26.3    No person shall be indemnified or held harmless hereunder with respect to any amounts which such person shall be required (either through judgment, by compromise, or by settlement) to pay to the Corporation.

26.4    Upon the recommendation of the Executive Committee of the Board of Trustees, the President or the officer of the Corporation charged with oversight of the Corporation’s legal affairs, the disinterested members of the Board shall consider whether a person otherwise entitled to indemnification by Section 26.1 shall have it denied or withdrawn, and whether a person who had been extended indemnification pursuant to Section 26.2 shall have it withdrawn.  The disinterested members of the Board of Trustees may deny or withdraw indemnification with respect to any matter in which it is determined by them that the person did not act in good faith or in a manner he or she reasonably believed to be in the best interests of the Corporation.  In addition, with respect to any costs, expenses, or liabilities arising out of criminal proceedings, indemnification may be denied or withdrawn if a person of ordinary prudence under similar circumstances reasonably should have known that such person’s conduct was unlawful.  (In the event there is not a quorum of disinterested members of the Board, the determination shall be made by written opinion of legal counsel engaged for that purpose.)  
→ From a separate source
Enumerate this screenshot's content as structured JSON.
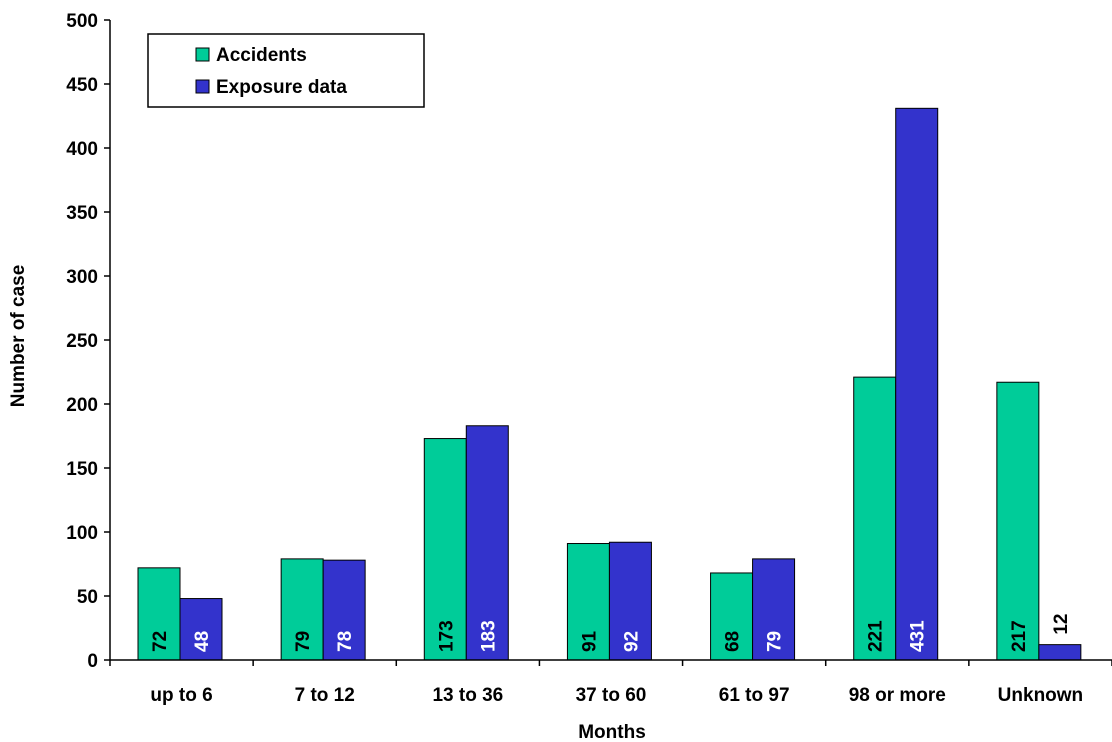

26.5    “Costs, expenses, and liabilities” covered by Sections 26.1 and 26.2 include, but are not limited to, attorneys’ fees, court costs, judgments, penalties, interests, and amounts reasonably incurred in settlement of claims.  Indemnification hereunder may include payments incurred in defending any claim, action, or proceedings, in advance of final determination of a person’s right to indemnification, upon the undertaking, in a form acceptable to and acknowledged by the Corporation, by the person indemnified to engage legal counsel acceptable to the Corporation and to repay such payments if it ultimately shall be determined that such person is not entitled to indemnification hereunder.

26.6    This provision shall apply retroactively to potential liabilities incurred prior to the date of its adoption, and shall inure to the benefit of the heirs, executors, or administrators of any person indemnified hereunder.